Les Gilets Jaunes, c’était des millions de gens dans la rue, pendant des mois, tous les samedis. C’était la colère. Pendant des jours, sur les ronds-points. C’était des gens qui se parlent, au moins. Et qui se rencontrent. Boum Boum, c’est une rencontre. Celle de Pierrot et de Laurie, la réalisatrice. Une histoire d’amour en plein cortège. Un film qui mêle l’amour et la lutte : deux élans qui s’éclairent l’un l’autre tout au long du récit, de samedi en samedi. « C’est bien un désir lumineux qui fonde le mouvement, éprouvé dans les corps autant que les esprits : la raison ne peut suffire à alimenter un tel brasier » écrit Olivia Cooper Hadjian. Marcher, faire la révolution, s’aimer, tenter de tout réinventer à deux, à plusieurs ou à des milliers. Ici, oui, tout est affaire de désir, politique ou physique !

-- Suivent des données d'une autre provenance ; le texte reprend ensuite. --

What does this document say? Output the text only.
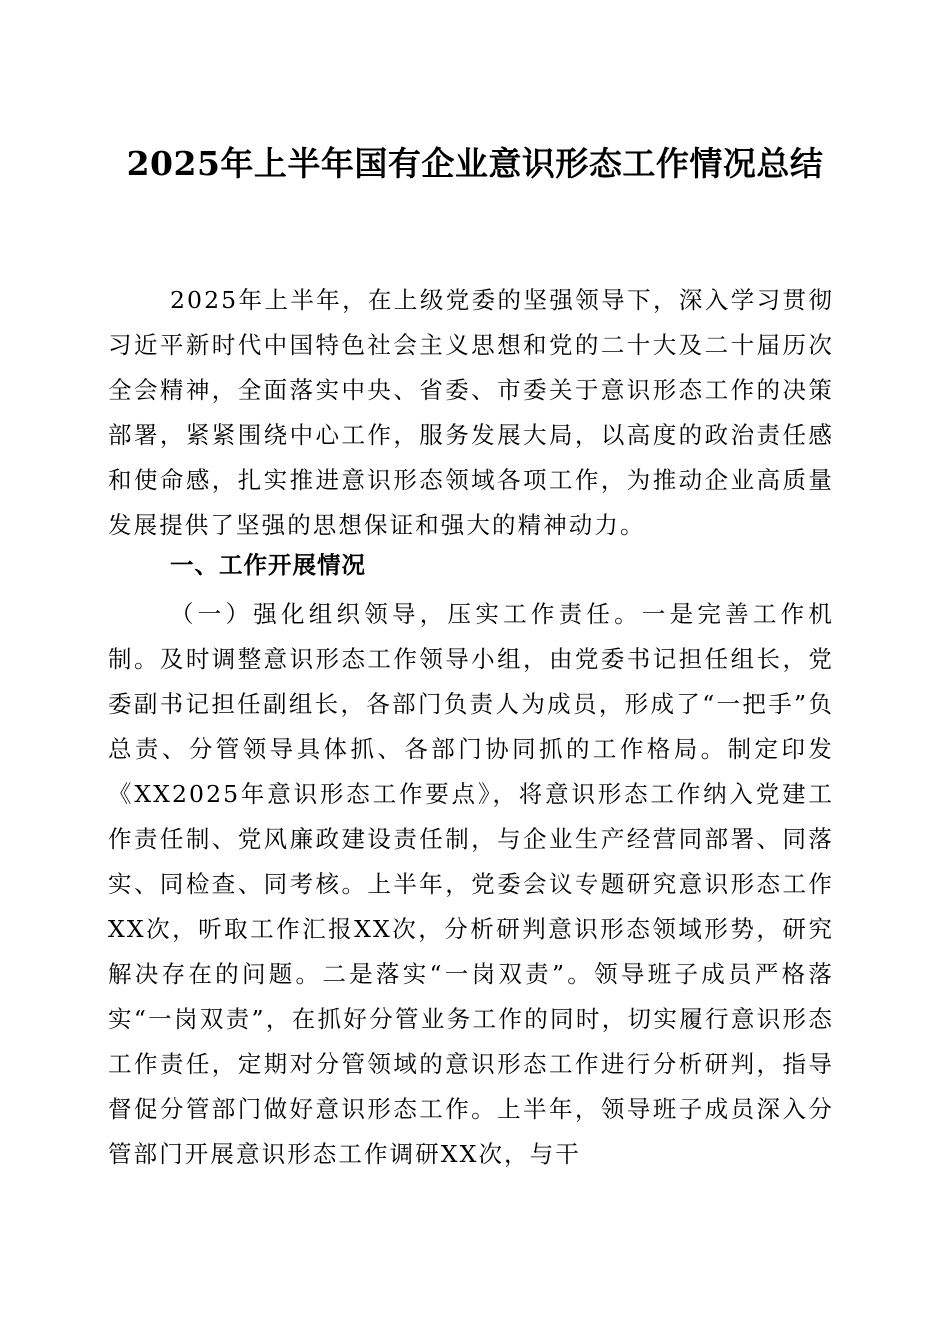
2025年上半年国有企业意识形态工作情况总结

2025年上半年，在上级党委的坚强领导下，深入学习贯彻习近平新时代中国特色社会主义思想和党的二十大及二十届历次全会精神，全面落实中央、省委、市委关于意识形态工作的决策部署，紧紧围绕中心工作，服务发展大局，以高度的政治责任感和使命感，扎实推进意识形态领域各项工作，为推动企业高质量发展提供了坚强的思想保证和强大的精神动力。

一、工作开展情况

（一）强化组织领导，压实工作责任。一是完善工作机制。及时调整意识形态工作领导小组，由党委书记担任组长，党委副书记担任副组长，各部门负责人为成员，形成了“一把手”负总责、分管领导具体抓、各部门协同抓的工作格局。制定印发《XX2025年意识形态工作要点》，将意识形态工作纳入党建工作责任制、党风廉政建设责任制，与企业生产经营同部署、同落实、同检查、同考核。上半年，党委会议专题研究意识形态工作XX次，听取工作汇报XX次，分析研判意识形态领域形势，研究解决存在的问题。二是落实“一岗双责”。领导班子成员严格落实“一岗双责”，在抓好分管业务工作的同时，切实履行意识形态工作责任，定期对分管领域的意识形态工作进行分析研判，指导督促分管部门做好意识形态工作。上半年，领导班子成员深入分管部门开展意识形态工作调研XX次，与干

J’veux du soleil est un pur film de rencontres. Gilles Perret (réalisateur de La Sociale) et François Ruffin (député de la Somme) sont partis sur les routes pour une sorte de road-movie, direction : les ronds-points en jaune. Et à chaque stop, « c’est comme un paquet-surprise qu’on ouvrirait. Qu’est-ce qui va en sortir ? Des rires ou des larmes ? De la tendresse ou de la colère ? De l’art ou du désespoir ? » C’est réjouissant d’humanité, révoltant, plein d’énergie et d’humour. Et c’est un retour sur ce très étrange moment de l’histoire française récente, où l’on pouvait se trouver debout ensemble et côte à côte, sans se connaître, et sans même être d’accord.
Notez enfin que le film Les Voies jaunes, de Sylvestre Meinzer, soutenu par Tënk et le département de l’Ardèche, est sorti en salle il y a quelques jours ! Trouvez votre séance ici !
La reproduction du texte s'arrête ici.